Match Analysis

Knight Riders' intent foils Mumbai's defence

The tone for Kolkata Knight Riders' confident chase was set by Gautam Gambhir, whose domineering mindset negated Mumbai's spinners and forced the opposition to rethink its plans

By the time the Powerplay was over Kolkata Knight Riders were 38 for the loss of Robin Uthappa. Gautam Gambhir was quietly sitting on seven runs, having broken his bat in the second over, and after having been dropped on 1 by Aditya Tare off the last ball of the same over from Vinay Kumar.
But even on the ball where his bat went kaput, Gambhir showed intent: he stepped out with the aim of playing on the rise, hoping to the hit the ball between cover and mid-off. And that attacking mindset eventually came to fruition when Mumbai Indians' captain Rohit Sharma introduced spin.
In the first over after the Powerplay, Mumbai's left-arm spinner Pragyan Ojha tossed up the third delivery, inviting Gambhir to take him on. The Knight Riders captain did not shy away, and he jumped out of his crease to loft the ball for a straight six.
But it was in the next over that Gambhir shifted the momentum towards Knight Riders as he completely toyed with Harbhajan Singh. There was also a score to settle - in the eight matches both have played across all IPLs, Harbhajan had dismissed Gambhir four times before today. Gambhir had managed to score just 27 runs off 35 deliveries he faced in that time.
Harbhajan's first ball was pitched fuller and outside off stump. Gambhir lunged forward to pick an easy four past cover. Next ball, Gambhir quickly moved on to his back foot to steer the ball for two runs behind point. He followed that with another double, this time through a mis-timed push. When Harbhajan went short on the off stump the next ball, Gambhir, having once again stepped back, cut fiercely for the second four of the over.
In two overs, Knight Riders had picked 24 runs and Gambhir had contributed 23. When Harbhajan returned in his next over, Gambhir hit consecutive fours: the first, an inside-out drive high over the cover fielder, and then another powerful cut on the back foot which helped the Knight Riders total climb to 85 at the halfway stage.

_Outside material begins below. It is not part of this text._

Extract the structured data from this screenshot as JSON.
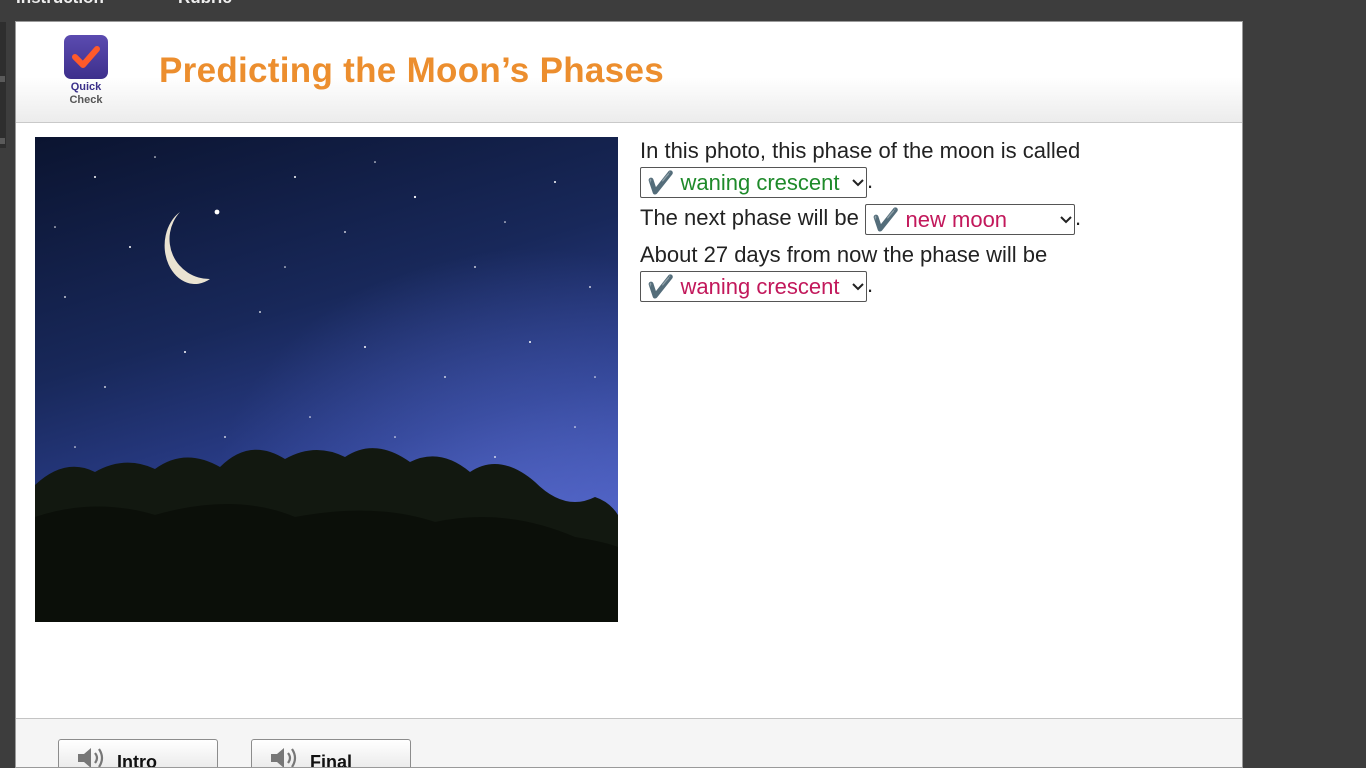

A few overs later, Harbhajan was brought to his knees as he attempted to catch a powerfully hit straight drive from Gambhir. The ball was so hit so hard that even the deflection could not slow it down as it went past the straight boundary. In the end, Gambhir scored 30 runs off 15 balls from Harbhajan, and 14 runs off eight balls from Ojha. Effectively he had cancelled out two of the most important bowlers of Mumbai's attack, thus putting pressure on his counterpart Rohit Sharma to change his plans.

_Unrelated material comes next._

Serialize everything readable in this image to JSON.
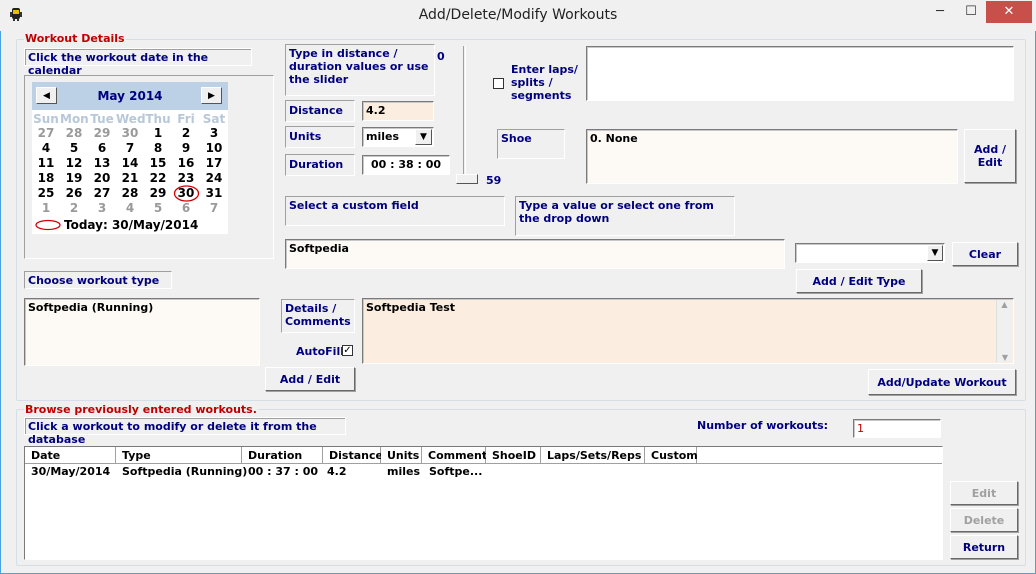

Incidentally Harbhajan pitched 15 of his 24 deliveries on the stumps or outside off, and only four balls were short. Yet Gambhir managed to find the gaps and the runs. One reason Gambhir has always been one of the best players of spin is his footwork - he can jump out easily and step back effortlessly to manoeuvre the ball.

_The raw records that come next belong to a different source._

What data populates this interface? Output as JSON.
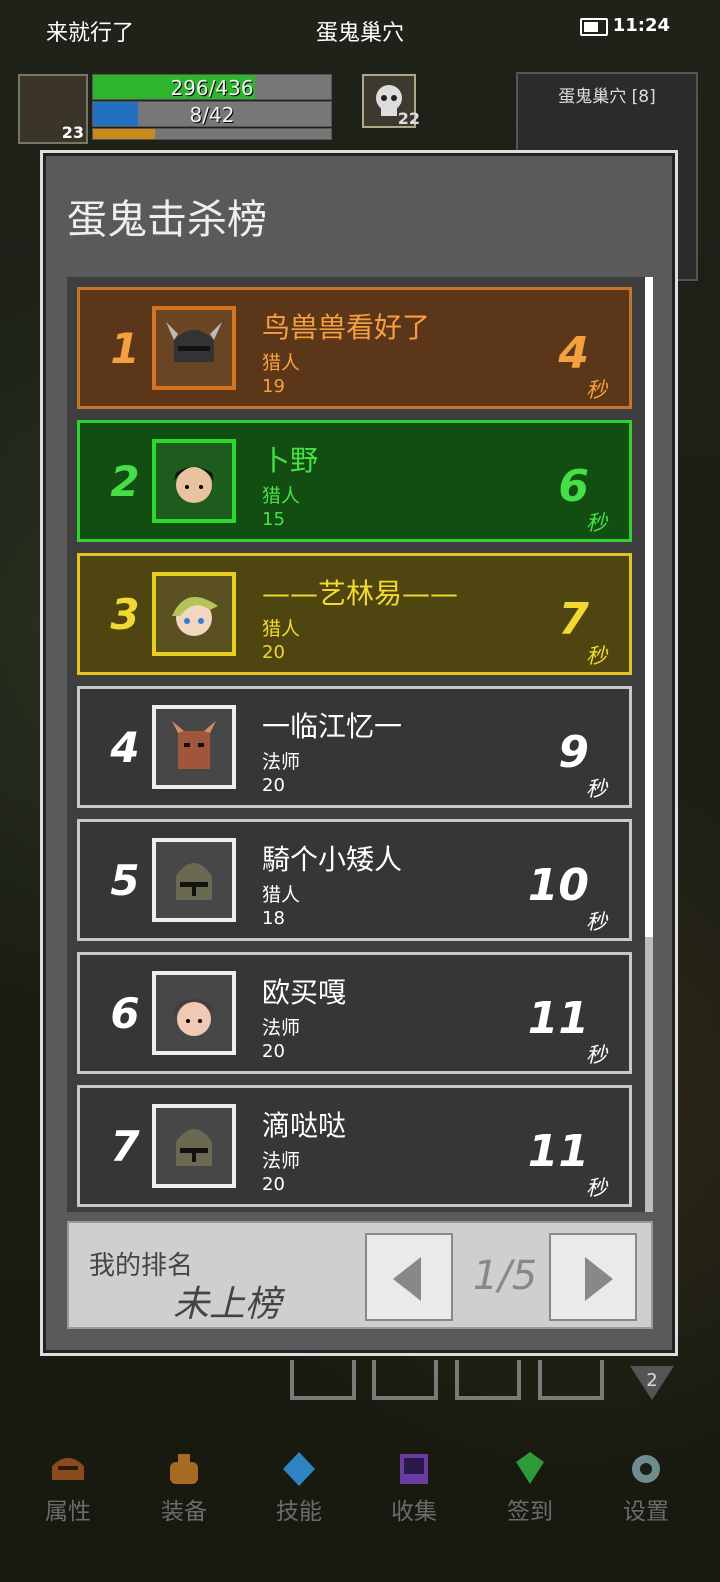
{
  "status_bar": {
    "left": "来就行了",
    "title": "蛋鬼巢穴",
    "time": "11:24"
  },
  "hud": {
    "player_level": "23",
    "hp": {
      "text": "296/436",
      "ratio": 0.679,
      "color": "#2db52d"
    },
    "mp": {
      "text": "8/42",
      "ratio": 0.19,
      "color": "#2470c0"
    },
    "xp_ratio": 0.26,
    "enemy_level": "22",
    "minimap_title": "蛋鬼巢穴 [8]"
  },
  "panel": {
    "title": "蛋鬼击杀榜",
    "sec_unit": "秒"
  },
  "entries": [
    {
      "rank": "1",
      "name": "鸟兽兽看好了",
      "job": "猎人",
      "level": "19",
      "seconds": "4",
      "style": "gold",
      "avatar_icon": "horned-helmet-icon"
    },
    {
      "rank": "2",
      "name": "卜野",
      "job": "猎人",
      "level": "15",
      "seconds": "6",
      "style": "green",
      "avatar_icon": "black-hair-boy-icon"
    },
    {
      "rank": "3",
      "name": "——艺林易——",
      "job": "猎人",
      "level": "20",
      "seconds": "7",
      "style": "yellow",
      "avatar_icon": "blond-hair-girl-icon"
    },
    {
      "rank": "4",
      "name": "一临江忆一",
      "job": "法师",
      "level": "20",
      "seconds": "9",
      "style": "gray",
      "avatar_icon": "horned-mask-icon"
    },
    {
      "rank": "5",
      "name": "騎个小矮人",
      "job": "猎人",
      "level": "18",
      "seconds": "10",
      "style": "gray",
      "avatar_icon": "knight-helmet-icon"
    },
    {
      "rank": "6",
      "name": "欧买嘎",
      "job": "法师",
      "level": "20",
      "seconds": "11",
      "style": "gray",
      "avatar_icon": "helmet-boy-icon"
    },
    {
      "rank": "7",
      "name": "滴哒哒",
      "job": "法师",
      "level": "20",
      "seconds": "11",
      "style": "gray",
      "avatar_icon": "knight-helmet-icon"
    }
  ],
  "my_rank": {
    "label": "我的排名",
    "value": "未上榜"
  },
  "pagination": {
    "text": "1/5"
  },
  "slots_badge": "2",
  "tabbar": [
    {
      "label": "属性",
      "icon": "helmet-icon",
      "color": "#8a4a1e"
    },
    {
      "label": "装备",
      "icon": "bag-icon",
      "color": "#a66a22"
    },
    {
      "label": "技能",
      "icon": "crystal-icon",
      "color": "#2e84c2"
    },
    {
      "label": "收集",
      "icon": "book-icon",
      "color": "#6a3ca2"
    },
    {
      "label": "签到",
      "icon": "gem-icon",
      "color": "#2e9a3a"
    },
    {
      "label": "设置",
      "icon": "gear-icon",
      "color": "#6f8c8f"
    }
  ]
}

It was not just Gambhir who entered the chase with a domineering mindset. Even before the Knight Riders captain began targeting the spinners, Manish Pandey had provided the impetus by flicking his fourth delivery - a fuller one from Corey Anderson - for a six. The next ball, trying to flick again, the leading edge flew over Kieron Pollard at short point for a four. When Lasith Malinga came back for his second spell in the 11th over, his second ball soared high into the stands on the leg side, courtesy another powerful flick from Pandey.
Suryakumar Yadav, who replaced Pandey at the crease, opened his account with flicked six, as Vinay attempted a full-swinging yorker. Yadav continued attacking bowlers effortlessly and disdainfully as he lived up to the finisher's role once Gambhir had departed with Knight Riders still a distance away from victory.
In contrast to the attacking mode adopted by Knight Riders, Mumbai had played the waiting game. This was a consequence of their top order faltering in the face of a furious spell of fast bowling from Morne Morkel. Coming into the tournament on the back of a good World Cup, Morkel bowled fuller lengths at extreme pace and found movement and bounce off the surface. The two balls he bowled to Ambati Rayudu were pure menace and the batsman had no answer.
The cautious approach did seem to pay off once Rohit and Anderson eventually broke the shackles in the final five overs, but had they adopted the same gung-ho attitude displayed by Gambhir and co. they might have finished with a much more formidable total.